2. Achieve universal
primary education
  • In hazard-prone areas, the case for building schools and encouraging attendance becomes much stronger if buildings are safe and students and teachers are trained in emergency preparedness. Promoting safer structures may encourage better maintenance even in non-disaster times.
  • Reduced vulnerability will allow households to invest in priorities other than mere survival. Education is often a high priority. Girls (as 60% of non-attendees) may benefit disproportionately.
3. Promote
gender equality
and empower
women
  • Better risk reduction will help protect women from disproportionate disaster impacts.
  • Collective action to reduce risk by households and communities provides entry points for women (and other marginalised social groups) to organise for other purposes too, providing a catalyst for economic and social empowerment.
4. Reduce child
mortality
  • Disaster risk reduction will help protect children from direct deaths and injuries during hazard events (as exemplified in Box 5, p.24), and will lower mortality from diseases related to malnutrition and poor water and sanitation following disasters.
  • Health infrastructure and personnel in hazard-prone areas will be better protected. This may also promote better maintenance of infrastructure.
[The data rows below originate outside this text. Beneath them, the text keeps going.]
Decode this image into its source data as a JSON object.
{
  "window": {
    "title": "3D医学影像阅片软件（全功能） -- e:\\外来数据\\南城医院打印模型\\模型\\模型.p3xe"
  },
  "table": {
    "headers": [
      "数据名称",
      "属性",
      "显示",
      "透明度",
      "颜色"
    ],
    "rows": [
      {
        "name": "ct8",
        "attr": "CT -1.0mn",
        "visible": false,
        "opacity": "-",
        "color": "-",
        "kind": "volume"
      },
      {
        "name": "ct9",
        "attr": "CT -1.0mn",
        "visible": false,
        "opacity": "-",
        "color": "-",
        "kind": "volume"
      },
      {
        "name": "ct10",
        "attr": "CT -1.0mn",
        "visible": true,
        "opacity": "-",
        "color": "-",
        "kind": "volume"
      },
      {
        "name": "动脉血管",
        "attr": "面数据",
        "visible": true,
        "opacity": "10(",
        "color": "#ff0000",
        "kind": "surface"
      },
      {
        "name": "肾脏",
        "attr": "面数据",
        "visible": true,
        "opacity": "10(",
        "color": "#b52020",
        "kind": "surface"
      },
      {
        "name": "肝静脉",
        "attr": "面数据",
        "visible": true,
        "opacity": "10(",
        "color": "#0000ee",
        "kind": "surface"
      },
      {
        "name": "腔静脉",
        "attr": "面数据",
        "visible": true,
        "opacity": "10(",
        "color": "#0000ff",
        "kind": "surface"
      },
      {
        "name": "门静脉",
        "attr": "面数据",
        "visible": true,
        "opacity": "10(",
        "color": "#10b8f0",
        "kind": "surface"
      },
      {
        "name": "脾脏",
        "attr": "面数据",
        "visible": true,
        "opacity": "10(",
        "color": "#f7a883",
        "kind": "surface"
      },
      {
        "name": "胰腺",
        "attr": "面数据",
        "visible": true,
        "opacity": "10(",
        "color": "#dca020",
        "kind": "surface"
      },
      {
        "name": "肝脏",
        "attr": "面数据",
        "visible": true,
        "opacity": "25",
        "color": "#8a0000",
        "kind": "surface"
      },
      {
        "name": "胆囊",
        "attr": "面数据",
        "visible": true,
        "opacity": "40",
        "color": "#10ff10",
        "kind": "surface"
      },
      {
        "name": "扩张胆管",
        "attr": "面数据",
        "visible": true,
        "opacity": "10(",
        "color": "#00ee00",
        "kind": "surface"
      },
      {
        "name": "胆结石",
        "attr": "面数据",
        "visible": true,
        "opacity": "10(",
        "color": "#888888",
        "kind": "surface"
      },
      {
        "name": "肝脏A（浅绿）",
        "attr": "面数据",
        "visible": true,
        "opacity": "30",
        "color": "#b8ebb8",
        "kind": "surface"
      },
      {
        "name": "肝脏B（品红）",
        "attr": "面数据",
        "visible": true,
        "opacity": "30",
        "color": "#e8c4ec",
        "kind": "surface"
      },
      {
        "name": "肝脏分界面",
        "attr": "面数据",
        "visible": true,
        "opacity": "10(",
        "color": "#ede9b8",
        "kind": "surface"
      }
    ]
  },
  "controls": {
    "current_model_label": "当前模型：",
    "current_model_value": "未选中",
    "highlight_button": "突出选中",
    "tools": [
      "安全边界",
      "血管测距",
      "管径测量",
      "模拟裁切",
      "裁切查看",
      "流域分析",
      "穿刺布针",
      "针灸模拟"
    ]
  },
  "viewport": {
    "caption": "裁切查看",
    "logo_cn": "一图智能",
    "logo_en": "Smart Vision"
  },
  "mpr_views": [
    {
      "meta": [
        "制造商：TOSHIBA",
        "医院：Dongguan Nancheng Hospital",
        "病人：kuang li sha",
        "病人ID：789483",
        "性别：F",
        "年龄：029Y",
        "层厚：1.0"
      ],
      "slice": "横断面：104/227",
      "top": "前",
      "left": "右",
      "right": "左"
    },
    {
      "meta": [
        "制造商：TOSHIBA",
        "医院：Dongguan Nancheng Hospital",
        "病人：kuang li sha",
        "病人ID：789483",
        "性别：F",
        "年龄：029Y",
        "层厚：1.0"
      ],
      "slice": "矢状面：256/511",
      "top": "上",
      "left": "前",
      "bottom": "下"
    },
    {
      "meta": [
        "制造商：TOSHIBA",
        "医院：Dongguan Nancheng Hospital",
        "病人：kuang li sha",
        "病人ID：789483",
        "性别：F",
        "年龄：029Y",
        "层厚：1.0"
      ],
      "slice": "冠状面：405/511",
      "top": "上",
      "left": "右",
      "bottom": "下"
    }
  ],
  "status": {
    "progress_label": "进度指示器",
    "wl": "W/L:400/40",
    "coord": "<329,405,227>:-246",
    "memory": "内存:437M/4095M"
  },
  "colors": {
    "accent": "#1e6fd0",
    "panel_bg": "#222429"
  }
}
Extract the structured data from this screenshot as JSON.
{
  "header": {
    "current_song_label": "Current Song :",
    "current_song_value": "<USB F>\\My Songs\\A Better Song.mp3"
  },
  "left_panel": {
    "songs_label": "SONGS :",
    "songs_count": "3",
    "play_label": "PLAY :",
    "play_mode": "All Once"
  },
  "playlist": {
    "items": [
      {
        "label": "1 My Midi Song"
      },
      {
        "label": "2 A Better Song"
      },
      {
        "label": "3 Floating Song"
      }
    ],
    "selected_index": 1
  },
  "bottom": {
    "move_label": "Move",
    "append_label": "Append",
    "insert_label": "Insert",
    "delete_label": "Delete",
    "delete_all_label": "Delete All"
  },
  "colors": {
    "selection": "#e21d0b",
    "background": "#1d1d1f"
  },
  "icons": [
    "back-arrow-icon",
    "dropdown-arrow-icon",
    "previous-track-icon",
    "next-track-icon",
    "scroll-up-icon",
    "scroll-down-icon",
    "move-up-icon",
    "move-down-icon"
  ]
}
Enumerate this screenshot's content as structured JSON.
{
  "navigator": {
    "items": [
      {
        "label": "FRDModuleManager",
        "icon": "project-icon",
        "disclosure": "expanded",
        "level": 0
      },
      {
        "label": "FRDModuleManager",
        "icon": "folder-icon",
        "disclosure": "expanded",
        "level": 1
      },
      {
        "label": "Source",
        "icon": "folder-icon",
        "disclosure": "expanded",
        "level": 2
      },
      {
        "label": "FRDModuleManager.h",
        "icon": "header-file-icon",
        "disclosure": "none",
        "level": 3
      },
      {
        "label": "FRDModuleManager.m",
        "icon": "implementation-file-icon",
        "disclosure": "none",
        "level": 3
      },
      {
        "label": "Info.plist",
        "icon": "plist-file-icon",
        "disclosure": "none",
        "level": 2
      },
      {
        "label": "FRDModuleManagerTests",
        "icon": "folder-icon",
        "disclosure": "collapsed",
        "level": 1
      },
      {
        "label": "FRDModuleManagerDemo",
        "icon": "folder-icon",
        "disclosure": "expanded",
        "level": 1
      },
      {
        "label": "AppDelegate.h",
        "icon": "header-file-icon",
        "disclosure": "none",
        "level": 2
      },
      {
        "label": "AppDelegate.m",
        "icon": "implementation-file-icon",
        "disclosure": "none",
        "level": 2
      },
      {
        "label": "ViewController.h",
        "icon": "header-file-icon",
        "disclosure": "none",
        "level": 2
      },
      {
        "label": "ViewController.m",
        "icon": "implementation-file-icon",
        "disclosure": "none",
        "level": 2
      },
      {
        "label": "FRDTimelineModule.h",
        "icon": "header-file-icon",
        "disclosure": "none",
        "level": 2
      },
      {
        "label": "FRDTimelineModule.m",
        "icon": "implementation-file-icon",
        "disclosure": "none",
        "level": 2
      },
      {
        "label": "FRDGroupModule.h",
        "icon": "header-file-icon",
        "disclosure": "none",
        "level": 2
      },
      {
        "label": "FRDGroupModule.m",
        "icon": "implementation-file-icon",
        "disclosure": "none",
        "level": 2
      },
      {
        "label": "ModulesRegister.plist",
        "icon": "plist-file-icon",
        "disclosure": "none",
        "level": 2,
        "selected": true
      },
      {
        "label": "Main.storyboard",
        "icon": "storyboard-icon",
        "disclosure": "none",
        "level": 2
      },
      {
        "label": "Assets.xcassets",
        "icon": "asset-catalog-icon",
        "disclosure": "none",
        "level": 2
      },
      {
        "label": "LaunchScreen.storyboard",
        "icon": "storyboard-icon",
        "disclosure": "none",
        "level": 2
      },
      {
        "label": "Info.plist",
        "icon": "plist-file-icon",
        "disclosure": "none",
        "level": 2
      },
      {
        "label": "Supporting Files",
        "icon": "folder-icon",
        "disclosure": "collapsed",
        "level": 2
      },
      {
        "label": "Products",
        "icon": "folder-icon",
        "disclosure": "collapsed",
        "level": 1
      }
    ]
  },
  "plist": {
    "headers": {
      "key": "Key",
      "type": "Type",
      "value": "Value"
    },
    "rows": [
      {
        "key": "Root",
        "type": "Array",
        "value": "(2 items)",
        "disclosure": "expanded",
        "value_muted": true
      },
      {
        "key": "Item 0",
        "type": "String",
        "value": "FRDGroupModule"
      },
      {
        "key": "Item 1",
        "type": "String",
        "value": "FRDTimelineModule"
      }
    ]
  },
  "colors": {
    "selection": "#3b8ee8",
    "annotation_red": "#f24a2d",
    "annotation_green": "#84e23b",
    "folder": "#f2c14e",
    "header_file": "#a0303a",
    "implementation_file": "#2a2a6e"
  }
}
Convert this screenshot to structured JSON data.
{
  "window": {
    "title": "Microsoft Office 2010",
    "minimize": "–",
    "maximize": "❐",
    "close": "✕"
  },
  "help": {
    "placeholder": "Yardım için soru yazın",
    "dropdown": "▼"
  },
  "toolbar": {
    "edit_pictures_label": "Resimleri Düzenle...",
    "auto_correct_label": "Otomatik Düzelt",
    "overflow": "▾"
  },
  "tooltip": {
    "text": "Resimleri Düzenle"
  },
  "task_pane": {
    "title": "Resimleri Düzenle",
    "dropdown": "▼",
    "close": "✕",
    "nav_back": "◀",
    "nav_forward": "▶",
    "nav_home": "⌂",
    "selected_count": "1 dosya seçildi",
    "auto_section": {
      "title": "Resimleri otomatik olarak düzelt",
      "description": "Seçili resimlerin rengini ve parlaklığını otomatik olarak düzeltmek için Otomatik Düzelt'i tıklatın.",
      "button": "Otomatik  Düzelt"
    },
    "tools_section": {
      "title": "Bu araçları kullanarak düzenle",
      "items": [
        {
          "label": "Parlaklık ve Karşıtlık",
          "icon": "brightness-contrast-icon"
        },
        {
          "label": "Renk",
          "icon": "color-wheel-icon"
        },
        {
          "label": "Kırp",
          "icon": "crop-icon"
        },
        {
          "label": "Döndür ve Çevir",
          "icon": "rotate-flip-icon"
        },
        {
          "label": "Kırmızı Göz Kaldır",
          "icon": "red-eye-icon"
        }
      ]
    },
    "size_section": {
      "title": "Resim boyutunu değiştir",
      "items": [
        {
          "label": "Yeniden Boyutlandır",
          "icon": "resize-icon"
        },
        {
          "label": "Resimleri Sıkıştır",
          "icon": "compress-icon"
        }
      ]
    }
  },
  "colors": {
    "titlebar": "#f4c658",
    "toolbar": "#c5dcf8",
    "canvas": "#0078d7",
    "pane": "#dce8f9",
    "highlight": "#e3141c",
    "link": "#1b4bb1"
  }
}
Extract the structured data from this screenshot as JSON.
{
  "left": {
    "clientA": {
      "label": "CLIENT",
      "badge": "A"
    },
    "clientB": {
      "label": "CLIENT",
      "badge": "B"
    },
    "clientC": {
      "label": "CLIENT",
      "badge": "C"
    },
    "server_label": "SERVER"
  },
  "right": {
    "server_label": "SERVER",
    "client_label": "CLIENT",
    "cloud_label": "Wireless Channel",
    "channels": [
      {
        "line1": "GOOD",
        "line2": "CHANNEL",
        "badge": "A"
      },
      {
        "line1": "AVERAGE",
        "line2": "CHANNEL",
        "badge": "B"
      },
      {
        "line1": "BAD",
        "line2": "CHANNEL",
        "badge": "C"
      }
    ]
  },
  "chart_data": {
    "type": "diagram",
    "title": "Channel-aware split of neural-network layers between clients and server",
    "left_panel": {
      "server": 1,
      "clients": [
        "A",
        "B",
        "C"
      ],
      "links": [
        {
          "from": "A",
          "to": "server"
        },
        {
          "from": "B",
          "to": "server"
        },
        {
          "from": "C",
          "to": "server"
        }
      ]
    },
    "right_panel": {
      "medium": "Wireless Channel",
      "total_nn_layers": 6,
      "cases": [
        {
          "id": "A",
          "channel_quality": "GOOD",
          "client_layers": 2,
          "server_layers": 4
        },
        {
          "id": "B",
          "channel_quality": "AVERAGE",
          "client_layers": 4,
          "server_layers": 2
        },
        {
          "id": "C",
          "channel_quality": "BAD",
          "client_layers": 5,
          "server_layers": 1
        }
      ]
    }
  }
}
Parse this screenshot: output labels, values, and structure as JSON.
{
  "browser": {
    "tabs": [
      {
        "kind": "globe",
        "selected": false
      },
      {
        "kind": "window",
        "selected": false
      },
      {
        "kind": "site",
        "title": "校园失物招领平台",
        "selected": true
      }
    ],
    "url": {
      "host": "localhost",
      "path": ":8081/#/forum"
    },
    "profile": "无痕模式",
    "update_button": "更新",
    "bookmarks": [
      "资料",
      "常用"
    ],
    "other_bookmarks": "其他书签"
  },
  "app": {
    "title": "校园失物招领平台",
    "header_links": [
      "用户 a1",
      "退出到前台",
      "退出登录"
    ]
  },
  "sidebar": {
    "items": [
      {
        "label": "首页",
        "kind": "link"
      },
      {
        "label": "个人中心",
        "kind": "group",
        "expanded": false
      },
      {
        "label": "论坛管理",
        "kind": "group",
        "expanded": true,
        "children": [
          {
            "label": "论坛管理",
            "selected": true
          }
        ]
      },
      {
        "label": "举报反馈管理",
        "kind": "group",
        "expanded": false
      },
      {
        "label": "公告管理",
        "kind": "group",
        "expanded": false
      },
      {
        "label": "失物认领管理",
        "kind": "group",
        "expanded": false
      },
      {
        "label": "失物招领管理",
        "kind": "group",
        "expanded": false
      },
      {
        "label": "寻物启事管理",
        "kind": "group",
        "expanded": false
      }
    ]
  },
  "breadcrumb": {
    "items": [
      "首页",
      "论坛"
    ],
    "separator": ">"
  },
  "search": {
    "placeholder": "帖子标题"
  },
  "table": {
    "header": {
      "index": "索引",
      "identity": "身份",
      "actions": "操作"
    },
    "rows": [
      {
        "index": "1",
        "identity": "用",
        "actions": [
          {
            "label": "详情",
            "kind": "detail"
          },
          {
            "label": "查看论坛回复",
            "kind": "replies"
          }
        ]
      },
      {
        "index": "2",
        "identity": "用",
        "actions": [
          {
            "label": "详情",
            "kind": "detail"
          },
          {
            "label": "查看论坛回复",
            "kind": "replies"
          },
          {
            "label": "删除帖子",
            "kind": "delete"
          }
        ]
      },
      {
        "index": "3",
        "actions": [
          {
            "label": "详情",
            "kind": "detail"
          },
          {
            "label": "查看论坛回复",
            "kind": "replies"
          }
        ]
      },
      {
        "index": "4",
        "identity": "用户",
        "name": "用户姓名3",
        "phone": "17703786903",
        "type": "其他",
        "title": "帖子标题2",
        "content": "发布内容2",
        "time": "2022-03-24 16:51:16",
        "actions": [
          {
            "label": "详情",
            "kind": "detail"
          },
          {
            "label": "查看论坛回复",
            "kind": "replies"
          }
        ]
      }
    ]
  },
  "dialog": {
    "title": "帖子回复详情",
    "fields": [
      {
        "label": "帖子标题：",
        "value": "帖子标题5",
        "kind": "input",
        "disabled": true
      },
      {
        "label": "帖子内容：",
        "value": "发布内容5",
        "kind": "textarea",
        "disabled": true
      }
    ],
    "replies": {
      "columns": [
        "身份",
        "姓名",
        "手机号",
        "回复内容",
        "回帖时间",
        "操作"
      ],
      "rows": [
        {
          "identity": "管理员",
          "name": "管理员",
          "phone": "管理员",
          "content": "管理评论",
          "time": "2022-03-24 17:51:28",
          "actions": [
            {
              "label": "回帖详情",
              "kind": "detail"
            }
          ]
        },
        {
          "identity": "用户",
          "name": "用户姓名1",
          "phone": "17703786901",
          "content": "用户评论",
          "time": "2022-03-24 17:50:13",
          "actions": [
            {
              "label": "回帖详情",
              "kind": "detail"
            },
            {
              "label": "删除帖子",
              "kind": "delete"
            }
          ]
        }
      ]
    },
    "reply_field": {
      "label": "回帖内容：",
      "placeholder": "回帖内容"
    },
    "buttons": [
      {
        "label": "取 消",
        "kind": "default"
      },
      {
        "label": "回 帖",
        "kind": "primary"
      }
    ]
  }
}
5. Improve maternal health
  • Disaster-related illness and injury will be reduced.
  • Improved household livelihood and food security will lower women’s workloads and improve family nutrition.
  • Health infrastructure and personnel in hazard-prone areas will be better protected. This may also promote better maintenance of infrastructure.
6. Combat HIV/AIDS,
malaria and other diseases
  • Public health risks, e.g. from flood waters, will be reduced, and nutrition and health status improved, boosting resistance to epidemic disease.
  • Fewer disasters will free up social sector budgets for human development.
  • Livelihood security will reduce the need to resort to work in the sex industry.
  • Community organisations and networks working in disaster risk reduction are a
    resource for family and community health promotion, and visa versa.
7. Ensure
environmental
sustainability
  • Reduced disaster-related migration into urban slums and reduced damage to urban infrastructure will improve urban environments.
  • An emphasis on governance for risk reduction and more secure livelihoods will help curb rural and urban environmental degradation.
  • Risk reduction partnerships that include community level actors and concerns will offer more sustainable infrastructure planning, and enable expansion of private sector contributions to reducing disasters.
  • Housing is a key livelihood asset for the urban poor. Disaster risk reduction
    programmes that prioritise housing will also help preserve livelihoods.
8. Develop a global
partnership for development
  • Creating an international governance regime to reduce risk from climate change and other disasters will help overcome disparities in national negotiating weight.
  • Efforts to build equal global partnerships for risk reduction will have particular relevance for small island developing states and HIPCs.
  • Disaster risk reduction initiatives could promote better public-private partnerships.
ALL MDGS
  • Reducing disaster impacts will free up resources, including ODA, to meet MDGs.